Authoritarianism on the left and the right: A sequel

In an earlier blog post, I discussed the problems with a new scale developed by Conway and colleagues to measure left-wing authoritarianism. I wrote that a better scale for measuring this construct could benefit research in psychology. Shortly after this, another team of researchers (Costello et al., 2021) published a new left wing authoritarianism scale. Although I have not studied this scale myself, it looks more promising and lacks the obvious problems of the Conway et al. scale. It is most likely an improvement on previous measures of left-wing authoritarianism.

Nevertheless, the paper written by Costello et al. on their new scale is disappointing in some respects.

A misleading narrative

It perpetuates a sensationalist (and polemical) narrative that was later picked up by the Atlantic and Quilette. According to this narrative, there is a widespread and remarkably biased belief among psychological researchers that authoritarianism on the left does not exist, and therefore it has not been studied. In the introduction of their paper, Costello et al. write: “Many decades later, a core question remains unresolved: are some individuals on the left disposed to authoritarianism?”

Although it is possible to find a handful of extravagant quotations on the rarity of left-wing authoritarianism in the history of the field, authoritarianism scholars have rarely denied the existence of left-wing authoritarianism. In fact, a plethora of research programs have studied authoritarianism on the left for decades, particularly in formerly Communist countries in Eastern Europe.

A persistent empirical finding is that authoritarianism is, other things equal, more common among right-wing conservatives than others, even when it is measured in an ideologically neutral way. This is the conclusion I drew (together with John Jost) in a recent review (Nilsson and Jost, 2020) of research on the association between authoritarianism and political ideology. Costello et al. falsely attribute the claim that left-wing authoritarianism is “‘the Loch Ness Monster’ of political psychology” to us. Nowhere, in this paper did we deny that authoritarianism on the left exists or that it is common some contexts. We even discussed left-wing authoritarianism in Eastern Europe and South East Asia. As I wrote in my previous blogpost, left-wing authoritarianism “is common in contexts where the socially sanctioned authorities and norm systems are left leaning. ” There is no conflict between any of these assertions and the observation, made by Popper (1945) among others, that totalitarian ideologies on both the left and the right pose a threat to the open society.

Conceptual confusion

In fact, the sort of research presented by Conway et al. and Costello et al. (and many others), which operates within a standard variable-oriented paradigm, has no relevance at all to the question of whether “some individuals on the left are authoritarian”. Statistical analyses of this sort address associations between variables–they cannot make existence proofs. The notion that constructing a scale to measure something proves that it “exists” (in some unspecified sense) is based on naive ontological ideas. Psychological constructs are abstract mathematical idealizations. Personality scales measure idealized quantities of a statistical abstraction–the “average person”.

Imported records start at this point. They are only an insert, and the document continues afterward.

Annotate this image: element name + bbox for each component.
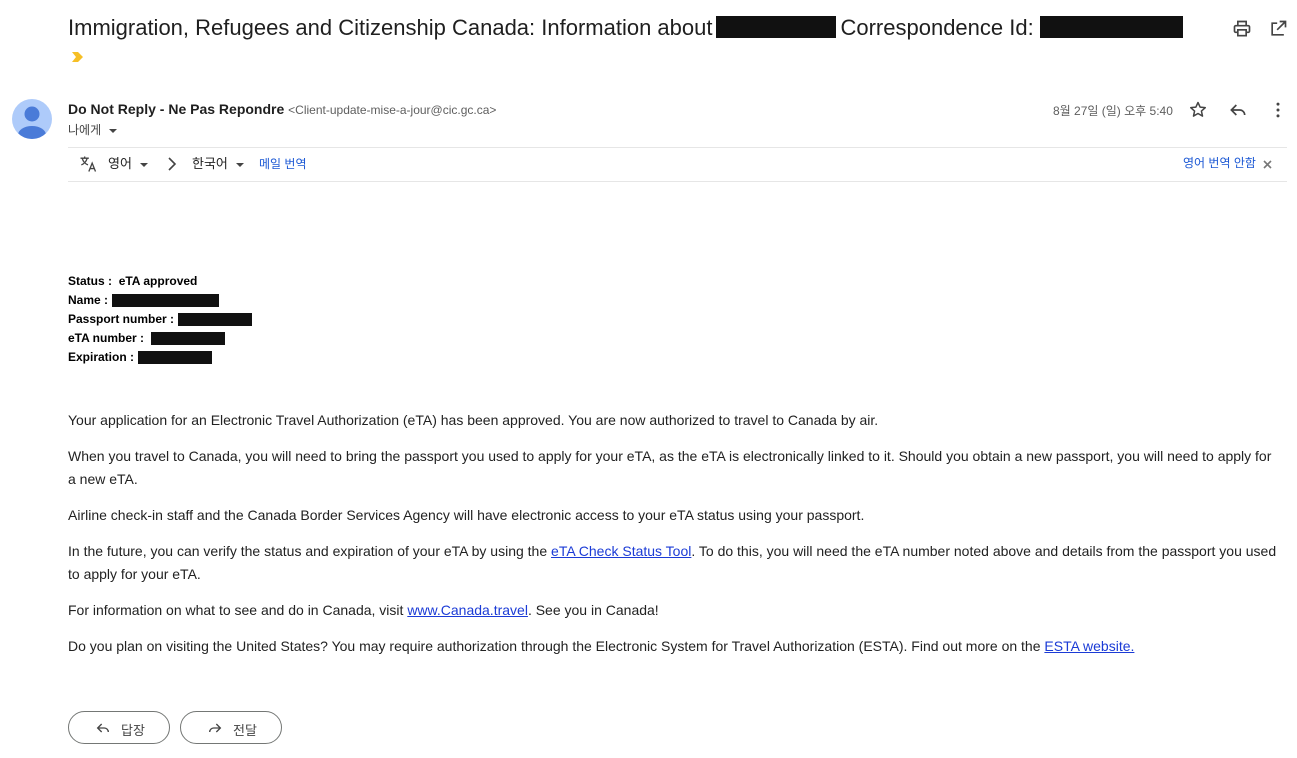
- redacted-block: [112, 294, 220, 308]
- default-avatar-icon: [18, 106, 46, 139]
- redacted-block: [178, 313, 253, 327]
- reply-icon: [96, 723, 109, 733]
- paragraph-text: For information on what to see and do in…: [68, 602, 408, 618]
- print-icon[interactable]: [1232, 19, 1252, 39]
- redacted-block: [716, 16, 837, 39]
- body-paragraph: Do you plan on visiting the United State…: [68, 635, 1280, 658]
- passport-row: Passport number :: [68, 310, 253, 329]
- status-value: eTA approved: [118, 274, 198, 288]
- recipient-label: 나에게: [68, 123, 102, 137]
- forward-icon: [209, 723, 222, 733]
- reply-label: 답장: [121, 723, 145, 738]
- status-label: Status :: [68, 274, 113, 288]
- eta-details: Status : eTA approved Name : Passport nu…: [68, 272, 253, 367]
- body-paragraph: In the future, you can verify the status…: [68, 540, 1280, 586]
- translate-icon: [80, 156, 97, 172]
- reply-icon[interactable]: [1228, 100, 1248, 120]
- redacted-block: [151, 332, 226, 346]
- caret-down-icon: [235, 162, 244, 167]
- body-paragraph: For information on what to see and do in…: [68, 599, 1280, 622]
- name-label: Name :: [68, 293, 109, 307]
- chevron-right-icon: [168, 157, 177, 171]
- email-body: Your application for an Electronic Trave…: [68, 409, 1280, 671]
- source-language-label: 영어: [108, 156, 132, 171]
- body-paragraph: Your application for an Electronic Trave…: [68, 412, 879, 428]
- paragraph-text: In the future, you can verify the status…: [68, 543, 552, 559]
- eta-number-label: eTA number :: [68, 331, 145, 345]
- name-row: Name :: [68, 291, 252, 310]
- recipient-dropdown[interactable]: 나에게: [68, 121, 118, 138]
- canada-travel-link[interactable]: www.Canada.travel: [407, 602, 528, 618]
- esta-website-link[interactable]: ESTA website.: [1044, 638, 1134, 654]
- close-icon[interactable]: [1263, 160, 1272, 169]
- star-icon[interactable]: [1188, 100, 1208, 120]
- sender-email: <Client-update-mise-a-jour@cic.gc.ca>: [288, 103, 497, 117]
- open-in-new-window-icon[interactable]: [1268, 19, 1288, 39]
- status-row: Status : eTA approved: [68, 272, 252, 291]
- more-options-icon[interactable]: [1268, 100, 1288, 120]
- forward-label: 전달: [233, 723, 257, 738]
- paragraph-text: Do you plan on visiting the United State…: [68, 638, 1045, 654]
- target-language-label: 한국어: [192, 156, 228, 171]
- importance-marker-icon[interactable]: [72, 52, 83, 62]
- reply-button[interactable]: 답장: [68, 711, 170, 744]
- subject-text-prefix: Immigration, Refugees and Citizenship Ca…: [68, 15, 713, 40]
- caret-down-icon: [139, 162, 148, 167]
- email-date: 8월 27일 (일) 오후 5:40: [1053, 104, 1173, 118]
- sender-line: Do Not Reply - Ne Pas Repondre <Client-u…: [68, 100, 496, 119]
- email-subject: Immigration, Refugees and Citizenship Ca…: [68, 14, 1187, 42]
- redacted-block: [1039, 16, 1183, 39]
- forward-button[interactable]: 전달: [180, 711, 282, 744]
- target-language-dropdown[interactable]: 한국어: [192, 154, 244, 174]
- expiration-row: Expiration :: [68, 348, 252, 367]
- paragraph-text: . See you in Canada!: [527, 602, 659, 618]
- redacted-block: [138, 351, 213, 365]
- dont-translate-link[interactable]: 영어 번역 안함: [1183, 153, 1256, 173]
- subject-text-middle: Correspondence Id:: [840, 15, 1034, 40]
- eta-check-status-link[interactable]: eTA Check Status Tool: [551, 543, 691, 559]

This research is also not relevant to the question of whether a “shared psychological core” underlies authoritarianism on the left and on the right. To validly address this question, it is necessary to construct an ideologically neutral measure of this core and demonstrate that it is measurement invariant across left- and right-wingers who score highly on it. Thereafter, the extent to which ideology moderates the associations between the core of authoritarianism and other phenomena can be studied to map similarities and differences between manifestations of authoritarianism on the left and the right.

Left- and right-wing authoritarianism scales may of course be useful for many other purposes. But if we want to investigate the association between authoritarianism in general and ideology, then we need neutral scales that are applicable to both left- and right-wingers (see Nilsson & Jost, 2020).